Do not completely scratch the 21 day period! It's not entirely coincidental: the three week mark is indeed important in habit formation – it only represents the initial stages.
"It takes three weeks for gamma-ray peaks to appear in the brain, which means we can recapture [thoughts]," she explains. Think of these brain waves as smaller tides on the beach – they're important as they allow new connections, but they're fleeting.
So these gamma peaks are an important start, but the brain needs more time. Leaf sums it up like this: "To make [the waves] strong enough to affect behavioral changes, we need another 42 days."
She did the research to back it up as well. She conducted a clinical study on millennial anxiety and tested her brain waves on day one, day 21, day 63, and at points in between. "Some of our [participants] who were clinically depressed had completely flat, blue brains at the start of the study – which means very low, like a flat line in the ocean," explains Leaf. "Once they had mind management, within three weeks the brain had turned gray, which means the waves were flowing properly." By the end of nine weeks? "It was sustainable."

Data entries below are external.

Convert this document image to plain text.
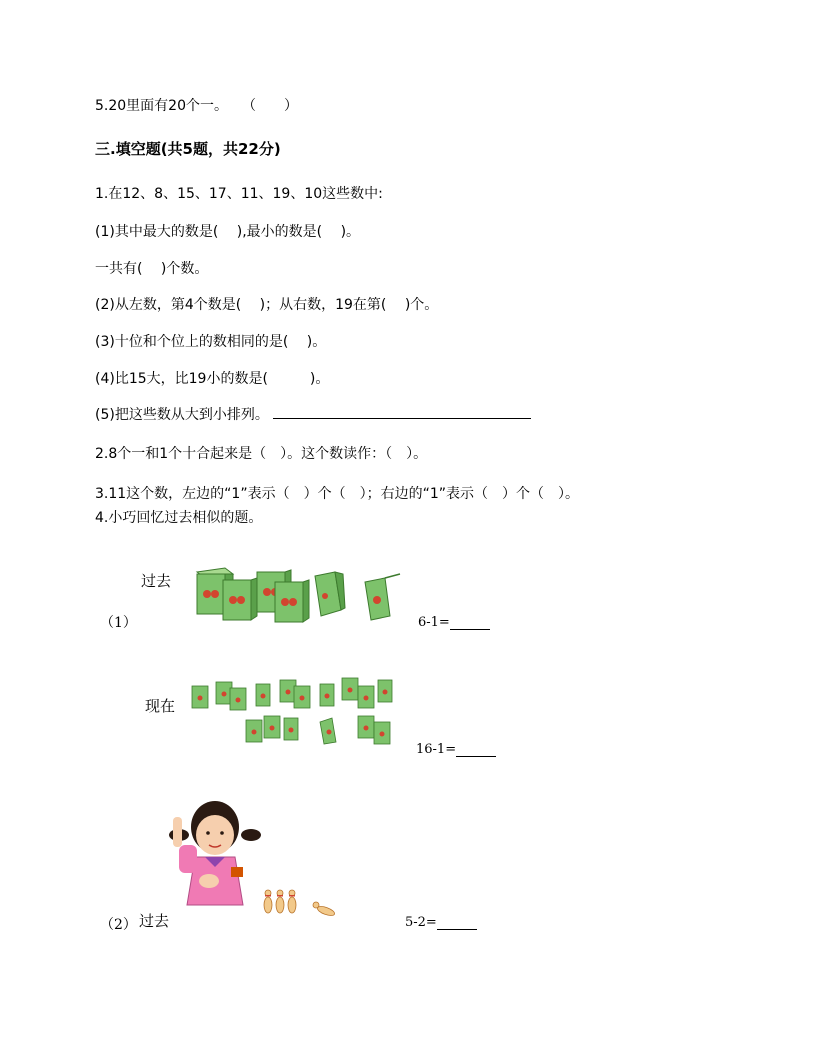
5.20里面有20个一。　　（　　）
三.填空题(共5题，共22分)
1.在12、8、15、17、11、19、10这些数中:
(1)其中最大的数是(　 ),最小的数是(　 )。
一共有(　 )个数。
(2)从左数，第4个数是(　 )；从右数，19在第(　 )个。
(3)十位和个位上的数相同的是(　 )。
(4)比15大，比19小的数是(　　　)。
(5)把这些数从大到小排列。
2.8个一和1个十合起来是（　）。这个数读作：（　）。
3.11这个数，左边的“1”表示（　）个（　）；右边的“1”表示（　）个（　）。
4.小巧回忆过去相似的题。
过去
（1）	6-1=
现在
16-1=
（2） 过去	5-2=
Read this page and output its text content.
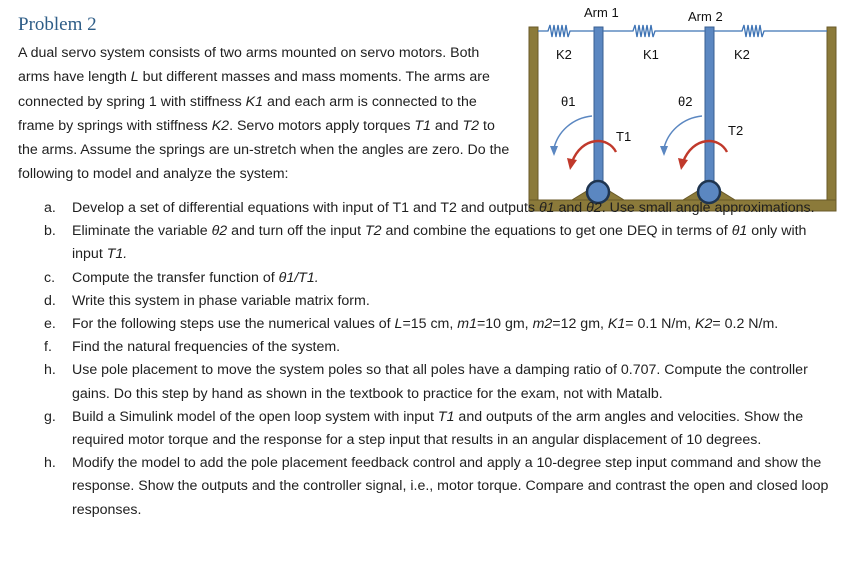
Problem 2

A dual servo system consists of two arms mounted on servo motors. Both arms have length L but different masses and mass moments. The arms are connected by spring 1 with stiffness K1 and each arm is connected to the frame by springs with stiffness K2. Servo motors apply torques T1 and T2 to the arms. Assume the springs are un-stretch when the angles are zero. Do the following to model and analyze the system:

Arm 1	Arm 2
K2	K1	K2
θ1	θ2
T1	T2
a. Develop a set of differential equations with input of T1 and T2 and outputs θ1 and θ2. Use small angle approximations.
b. Eliminate the variable θ2 and turn off the input T2 and combine the equations to get one DEQ in terms of θ1 only with input T1.
c. Compute the transfer function of θ1/T1.
d. Write this system in phase variable matrix form.
e. For the following steps use the numerical values of L=15 cm, m1=10 gm, m2=12 gm, K1= 0.1 N/m, K2= 0.2 N/m.
f. Find the natural frequencies of the system.
h. Use pole placement to move the system poles so that all poles have a damping ratio of 0.707. Compute the controller gains. Do this step by hand as shown in the textbook to practice for the exam, not with Matalb.
g. Build a Simulink model of the open loop system with input T1 and outputs of the arm angles and velocities. Show the required motor torque and the response for a step input that results in an angular displacement of 10 degrees.
h. Modify the model to add the pole placement feedback control and apply a 10-degree step input command and show the response. Show the outputs and the controller signal, i.e., motor torque. Compare and contrast the open and closed loop responses.
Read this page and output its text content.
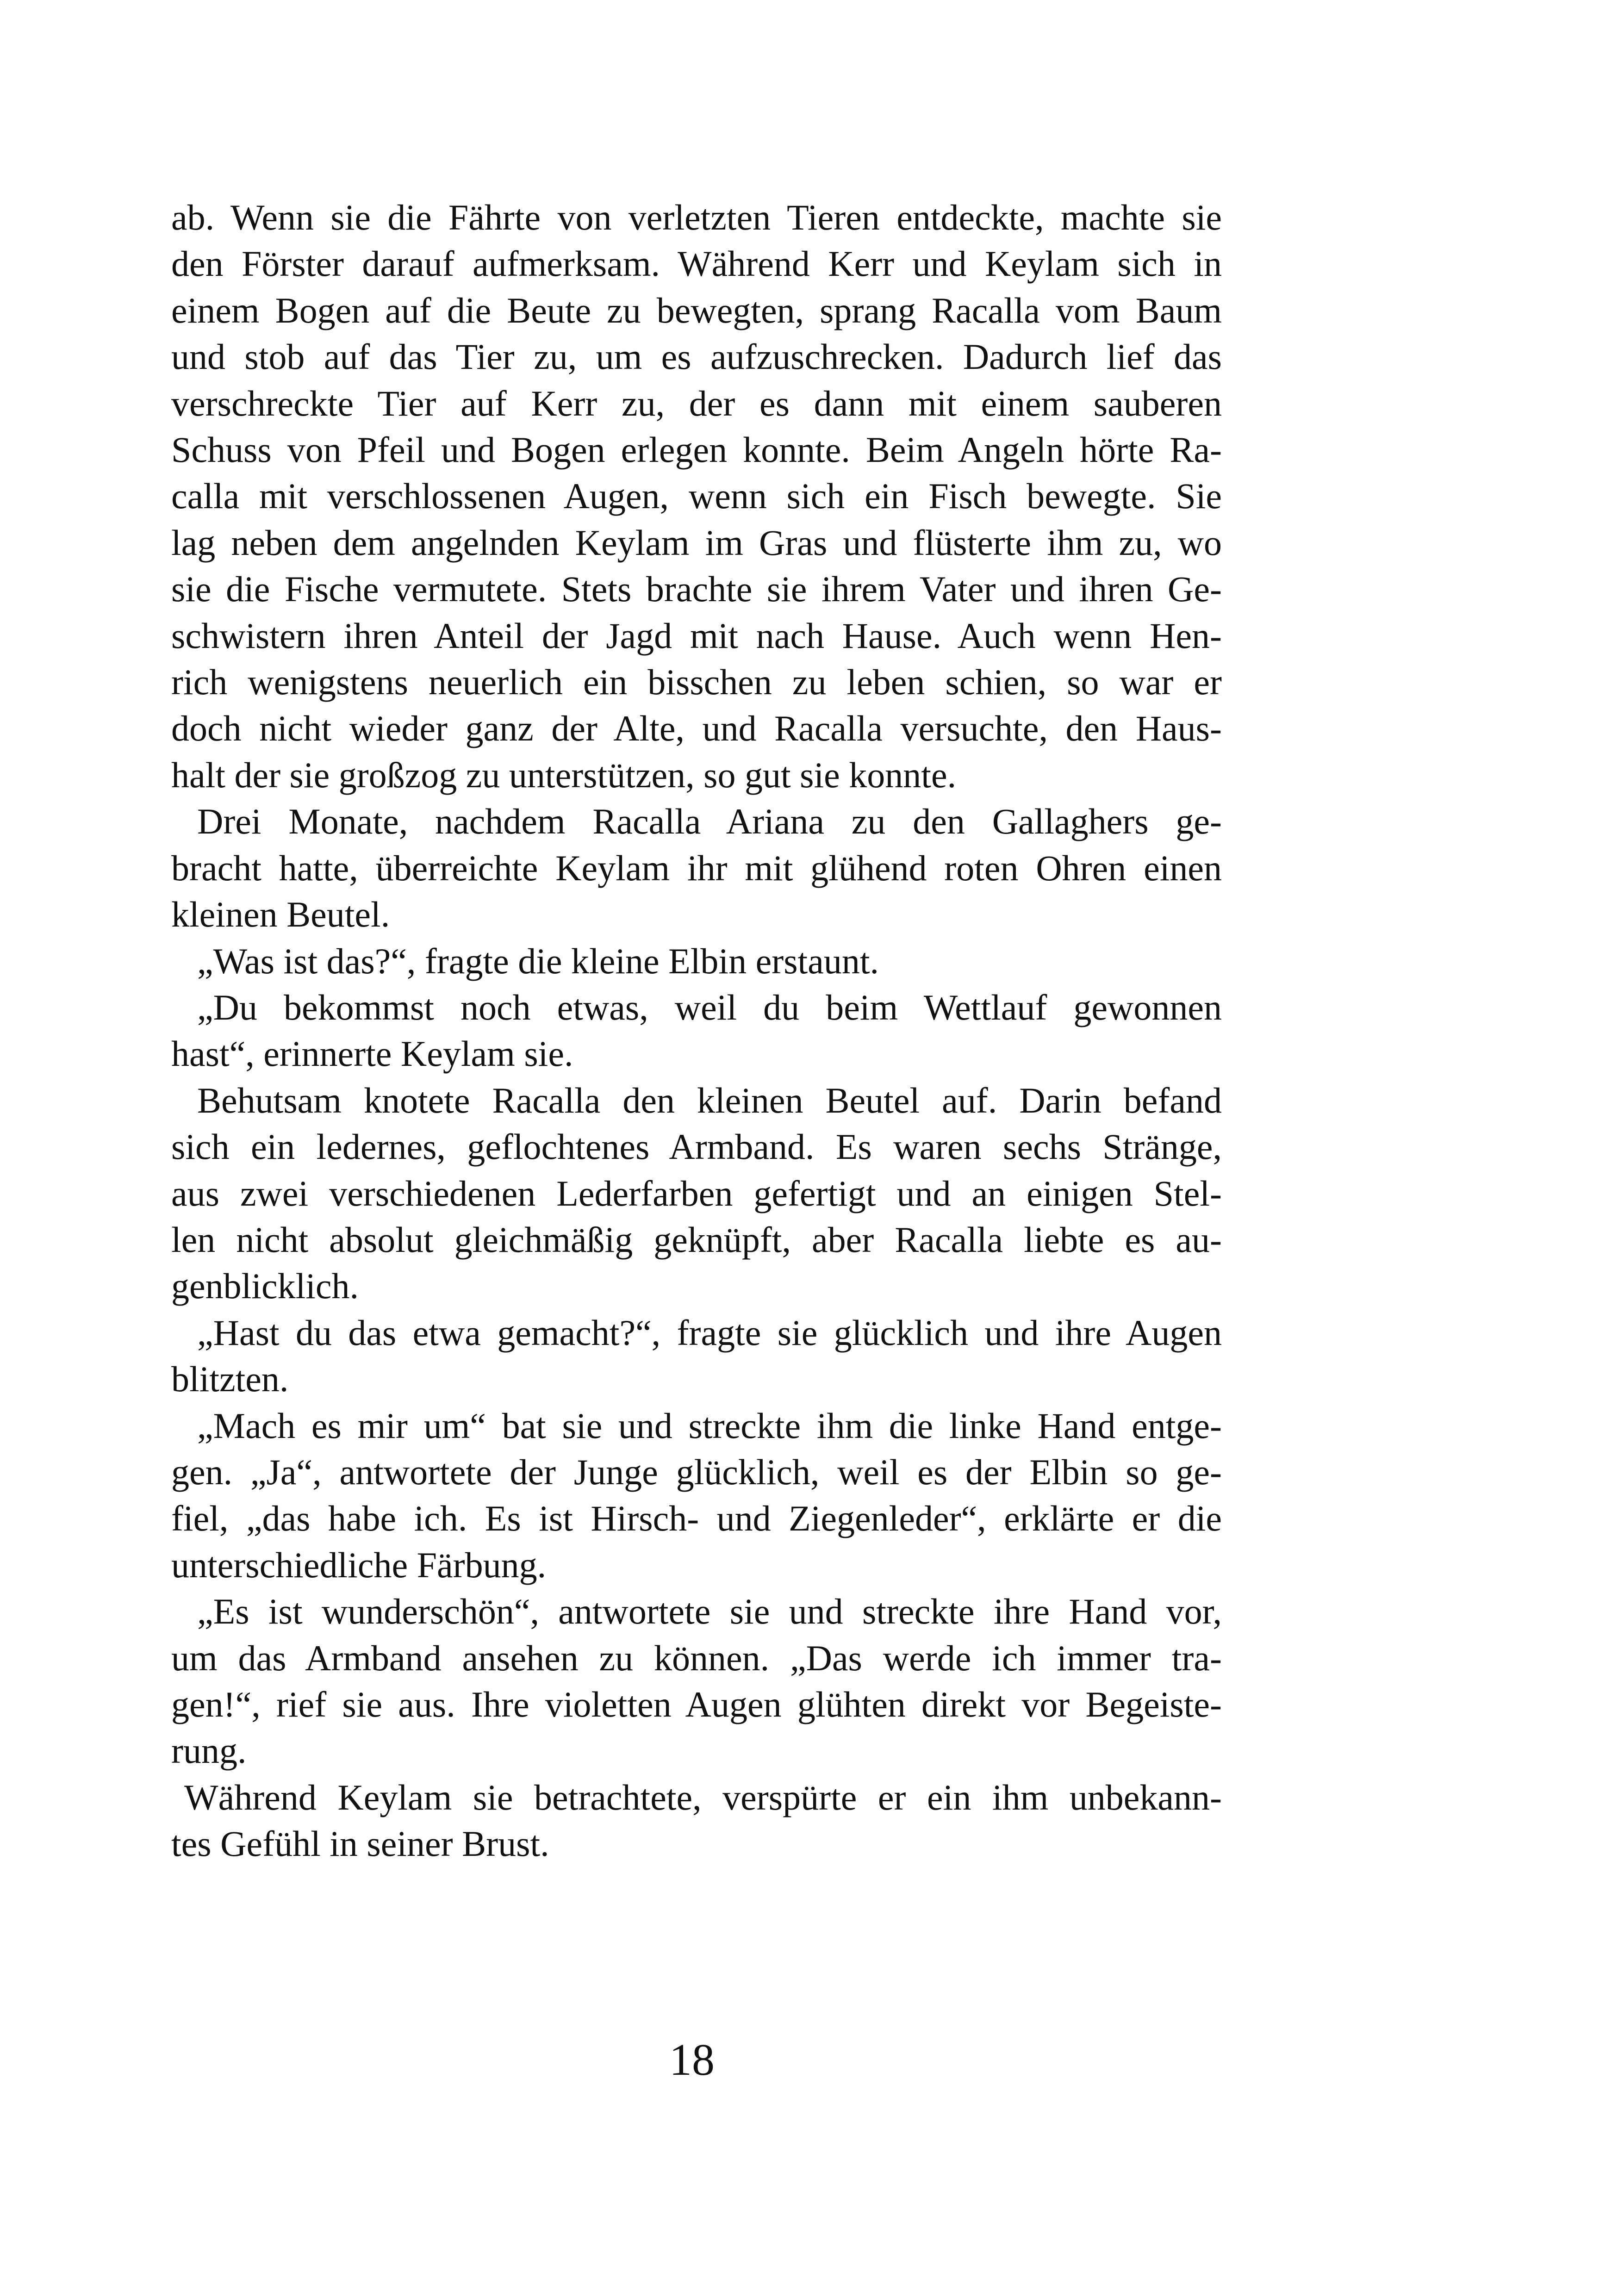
ab. Wenn sie die Fährte von verletzten Tieren entdeckte, machte sie
den Förster darauf aufmerksam. Während Kerr und Keylam sich in
einem Bogen auf die Beute zu bewegten, sprang Racalla vom Baum
und stob auf das Tier zu, um es aufzuschrecken. Dadurch lief das
verschreckte Tier auf Kerr zu, der es dann mit einem sauberen
Schuss von Pfeil und Bogen erlegen konnte. Beim Angeln hörte Ra-
calla mit verschlossenen Augen, wenn sich ein Fisch bewegte. Sie
lag neben dem angelnden Keylam im Gras und flüsterte ihm zu, wo
sie die Fische vermutete. Stets brachte sie ihrem Vater und ihren Ge-
schwistern ihren Anteil der Jagd mit nach Hause. Auch wenn Hen-
rich wenigstens neuerlich ein bisschen zu leben schien, so war er
doch nicht wieder ganz der Alte, und Racalla versuchte, den Haus-
halt der sie großzog zu unterstützen, so gut sie konnte.
Drei Monate, nachdem Racalla Ariana zu den Gallaghers ge-
bracht hatte, überreichte Keylam ihr mit glühend roten Ohren einen
kleinen Beutel.
„Was ist das?“, fragte die kleine Elbin erstaunt.
„Du bekommst noch etwas, weil du beim Wettlauf gewonnen
hast“, erinnerte Keylam sie.
Behutsam knotete Racalla den kleinen Beutel auf. Darin befand
sich ein ledernes, geflochtenes Armband. Es waren sechs Stränge,
aus zwei verschiedenen Lederfarben gefertigt und an einigen Stel-
len nicht absolut gleichmäßig geknüpft, aber Racalla liebte es au-
genblicklich.
„Hast du das etwa gemacht?“, fragte sie glücklich und ihre Augen
blitzten.
„Mach es mir um“ bat sie und streckte ihm die linke Hand entge-
gen. „Ja“, antwortete der Junge glücklich, weil es der Elbin so ge-
fiel, „das habe ich. Es ist Hirsch- und Ziegenleder“, erklärte er die
unterschiedliche Färbung.
„Es ist wunderschön“, antwortete sie und streckte ihre Hand vor,
um das Armband ansehen zu können. „Das werde ich immer tra-
gen!“, rief sie aus. Ihre violetten Augen glühten direkt vor Begeiste-
rung.
Während Keylam sie betrachtete, verspürte er ein ihm unbekann-
tes Gefühl in seiner Brust.
18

Leaf isn't the only expert who views fear as a habit – it can be pointless, after all, and it can take some awareness to break the pattern. In theory, the same science can be applied to any other bad habit, not just those anxious thoughts swirling through your brain. However, she notes another important – and encouraging – point to remember as you start building your habit: you may not be aware of the effects in the beginning.
"You may not feel the changes in you while doing mind management first," she says. "But research shows that your subconscious mind and body know before you do, so the changes will take place in yours." Brain. "You only have to trust the process for a while – well, nine weeks to be precise.